Secondly, they all assume that the tech developers and/or management have the competencies they need to meaningfully conduct these audits and assessments. Do they though? Is self-assessment sufficient? Is it acceptable that they alone decide (if they at all actively do) that a system is acceptable to use if it is fair to 89 per cent of the workers? What about the remaining 11 per cent? Shouldn’t the workers concerned have a say?
Capacity building is happening
To fix all of these issues, there can be little doubt that capacity building is required. Fortunately, over the last one to two years, more and more unions are doing exactly this.
The global union for public services unions, PSI, is this year concluding a three-year capacity building project called Our Digital Future. It is training regional groups of digital rights organisers, trade union leaders and bargaining officers and equipping them with tools and guides to help bridge the gap from theory to practice and strengthen their collective bargaining.
The International Transport Workers’ Federation is running a two-year union transformation project that is introducing unions to a tailor-made Digital Readiness Framework that seeks to help unions tap into the potentials of digital technologies - but responsibly and with privacy and rights at heart.
Education International has launched a three-part online course on their ALMA platform on the challenges of EdTech and possible union responses.

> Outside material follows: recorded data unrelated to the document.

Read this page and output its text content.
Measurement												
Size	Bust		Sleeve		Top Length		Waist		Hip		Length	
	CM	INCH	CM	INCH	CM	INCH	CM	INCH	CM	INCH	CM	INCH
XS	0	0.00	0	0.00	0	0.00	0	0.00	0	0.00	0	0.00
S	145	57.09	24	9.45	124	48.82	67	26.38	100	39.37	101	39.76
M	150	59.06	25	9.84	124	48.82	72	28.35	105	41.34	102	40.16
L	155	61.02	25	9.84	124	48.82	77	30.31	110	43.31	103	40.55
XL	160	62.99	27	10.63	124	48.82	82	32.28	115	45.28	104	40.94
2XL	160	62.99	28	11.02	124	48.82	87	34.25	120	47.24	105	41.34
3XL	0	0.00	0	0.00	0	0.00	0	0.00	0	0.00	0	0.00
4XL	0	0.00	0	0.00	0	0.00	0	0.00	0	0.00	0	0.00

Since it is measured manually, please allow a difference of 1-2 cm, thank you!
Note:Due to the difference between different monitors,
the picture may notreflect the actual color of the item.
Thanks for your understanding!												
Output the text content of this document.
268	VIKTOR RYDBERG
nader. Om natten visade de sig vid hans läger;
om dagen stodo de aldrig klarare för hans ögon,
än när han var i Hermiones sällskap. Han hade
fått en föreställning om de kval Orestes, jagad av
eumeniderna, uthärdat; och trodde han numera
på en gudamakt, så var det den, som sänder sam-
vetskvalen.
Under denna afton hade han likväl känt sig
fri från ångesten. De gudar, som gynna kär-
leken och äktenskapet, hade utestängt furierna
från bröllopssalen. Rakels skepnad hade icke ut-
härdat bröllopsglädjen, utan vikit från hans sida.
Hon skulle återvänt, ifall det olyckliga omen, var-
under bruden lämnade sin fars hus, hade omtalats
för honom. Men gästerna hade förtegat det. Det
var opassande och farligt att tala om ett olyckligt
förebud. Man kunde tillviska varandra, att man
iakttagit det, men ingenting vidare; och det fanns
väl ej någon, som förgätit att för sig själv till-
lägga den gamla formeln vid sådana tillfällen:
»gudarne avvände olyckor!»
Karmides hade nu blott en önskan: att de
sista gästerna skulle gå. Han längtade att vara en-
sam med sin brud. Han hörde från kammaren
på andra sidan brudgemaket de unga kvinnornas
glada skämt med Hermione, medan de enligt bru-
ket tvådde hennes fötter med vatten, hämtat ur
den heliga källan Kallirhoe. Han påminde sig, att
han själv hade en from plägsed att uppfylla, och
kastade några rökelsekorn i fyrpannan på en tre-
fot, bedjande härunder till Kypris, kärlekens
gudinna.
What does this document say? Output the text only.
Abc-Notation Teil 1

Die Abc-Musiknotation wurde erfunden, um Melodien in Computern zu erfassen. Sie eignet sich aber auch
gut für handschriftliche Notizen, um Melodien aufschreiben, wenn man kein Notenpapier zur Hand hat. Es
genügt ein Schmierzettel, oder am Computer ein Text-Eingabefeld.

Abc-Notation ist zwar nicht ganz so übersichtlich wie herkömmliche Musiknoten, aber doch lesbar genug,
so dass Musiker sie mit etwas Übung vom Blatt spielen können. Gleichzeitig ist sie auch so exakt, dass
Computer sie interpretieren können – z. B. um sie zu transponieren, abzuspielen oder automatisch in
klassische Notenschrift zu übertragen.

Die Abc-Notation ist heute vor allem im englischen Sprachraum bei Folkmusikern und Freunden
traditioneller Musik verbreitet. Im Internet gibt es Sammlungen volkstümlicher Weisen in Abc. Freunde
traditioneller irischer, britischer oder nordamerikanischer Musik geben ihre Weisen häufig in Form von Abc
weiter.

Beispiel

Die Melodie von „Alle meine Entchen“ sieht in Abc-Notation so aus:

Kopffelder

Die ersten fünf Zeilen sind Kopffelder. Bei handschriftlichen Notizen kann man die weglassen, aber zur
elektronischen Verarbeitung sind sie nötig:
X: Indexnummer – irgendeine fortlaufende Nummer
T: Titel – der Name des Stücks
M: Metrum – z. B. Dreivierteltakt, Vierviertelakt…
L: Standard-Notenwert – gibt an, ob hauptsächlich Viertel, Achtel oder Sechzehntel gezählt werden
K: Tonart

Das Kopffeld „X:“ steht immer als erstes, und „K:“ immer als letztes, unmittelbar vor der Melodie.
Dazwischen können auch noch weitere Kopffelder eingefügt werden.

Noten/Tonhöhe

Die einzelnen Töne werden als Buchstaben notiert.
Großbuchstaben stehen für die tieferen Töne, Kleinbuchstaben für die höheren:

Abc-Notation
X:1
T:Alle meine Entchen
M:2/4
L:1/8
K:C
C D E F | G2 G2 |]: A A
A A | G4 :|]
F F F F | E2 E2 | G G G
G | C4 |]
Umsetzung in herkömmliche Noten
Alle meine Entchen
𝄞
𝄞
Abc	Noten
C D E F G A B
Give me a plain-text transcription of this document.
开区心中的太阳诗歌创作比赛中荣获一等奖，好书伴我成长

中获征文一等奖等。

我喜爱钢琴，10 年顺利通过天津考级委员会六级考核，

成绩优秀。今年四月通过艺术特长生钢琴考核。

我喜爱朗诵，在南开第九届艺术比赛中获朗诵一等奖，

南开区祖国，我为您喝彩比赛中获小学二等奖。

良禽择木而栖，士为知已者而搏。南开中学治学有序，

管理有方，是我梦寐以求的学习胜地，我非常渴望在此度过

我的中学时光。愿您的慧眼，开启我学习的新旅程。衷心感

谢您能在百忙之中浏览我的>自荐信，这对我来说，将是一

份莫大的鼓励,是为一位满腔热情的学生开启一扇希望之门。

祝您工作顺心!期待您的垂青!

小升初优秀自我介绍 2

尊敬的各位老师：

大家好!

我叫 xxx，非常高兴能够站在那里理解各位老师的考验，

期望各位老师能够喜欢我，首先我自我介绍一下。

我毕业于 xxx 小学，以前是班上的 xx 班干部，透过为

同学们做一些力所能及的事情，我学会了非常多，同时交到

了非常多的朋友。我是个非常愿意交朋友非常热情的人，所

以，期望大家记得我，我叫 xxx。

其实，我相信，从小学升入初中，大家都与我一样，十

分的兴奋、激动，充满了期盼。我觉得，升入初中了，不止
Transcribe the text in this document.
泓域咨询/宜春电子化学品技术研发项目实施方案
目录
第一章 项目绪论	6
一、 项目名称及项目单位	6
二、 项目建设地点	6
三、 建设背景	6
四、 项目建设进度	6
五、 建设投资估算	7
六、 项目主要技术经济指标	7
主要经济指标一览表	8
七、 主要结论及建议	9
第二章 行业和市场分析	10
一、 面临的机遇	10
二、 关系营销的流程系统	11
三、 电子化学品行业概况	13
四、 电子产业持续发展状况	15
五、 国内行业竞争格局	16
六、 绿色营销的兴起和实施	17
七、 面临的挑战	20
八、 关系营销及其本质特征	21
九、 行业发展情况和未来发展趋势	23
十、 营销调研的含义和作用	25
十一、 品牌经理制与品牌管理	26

The British TUC has just launched an e-learning course called Managed by Artificial Intelligence: Interactive learning for union reps that in a practical and guided way helps unions map the digital technologies used and from there form critical responses.
The AFL-CIO in the United States has created a Technology Institute that according to AFL- CIO president Liz Shuler is “a hub for skills and knowledge to help labour reach the next frontier, grow and deploy our bargaining power, and make sure the benefits of technology create prosperity and security for everyone, not just the wealthy and powerful.”
Three Norwegian unions, Nito, Finansforbundet and Negotia, have collaborated to create an online course for shop stewards that is a general introduction to AI systems in workplaces as well as provides a tool to support shop stewards in asking the necessary questions to protect workers’ rights and to hold management responsible
Many other national, regional and global unions are leaping into this capacity building work through workshops and conferences on the digitalisation of work and workers. These events are inspiring their continued work to transform their strategies and table new demands in collective bargaining. The thrust from the unions will bring employers to the table, and in turn entice them to know what they need to know to address the union demands. Given the sluggishness and gaping holes in current governmental AI regulation discussions, collective bargaining will be essential for workers and their unions in order to reshape the digitisation of work in respect of workers’ fundamental rights, freedom and autonomy.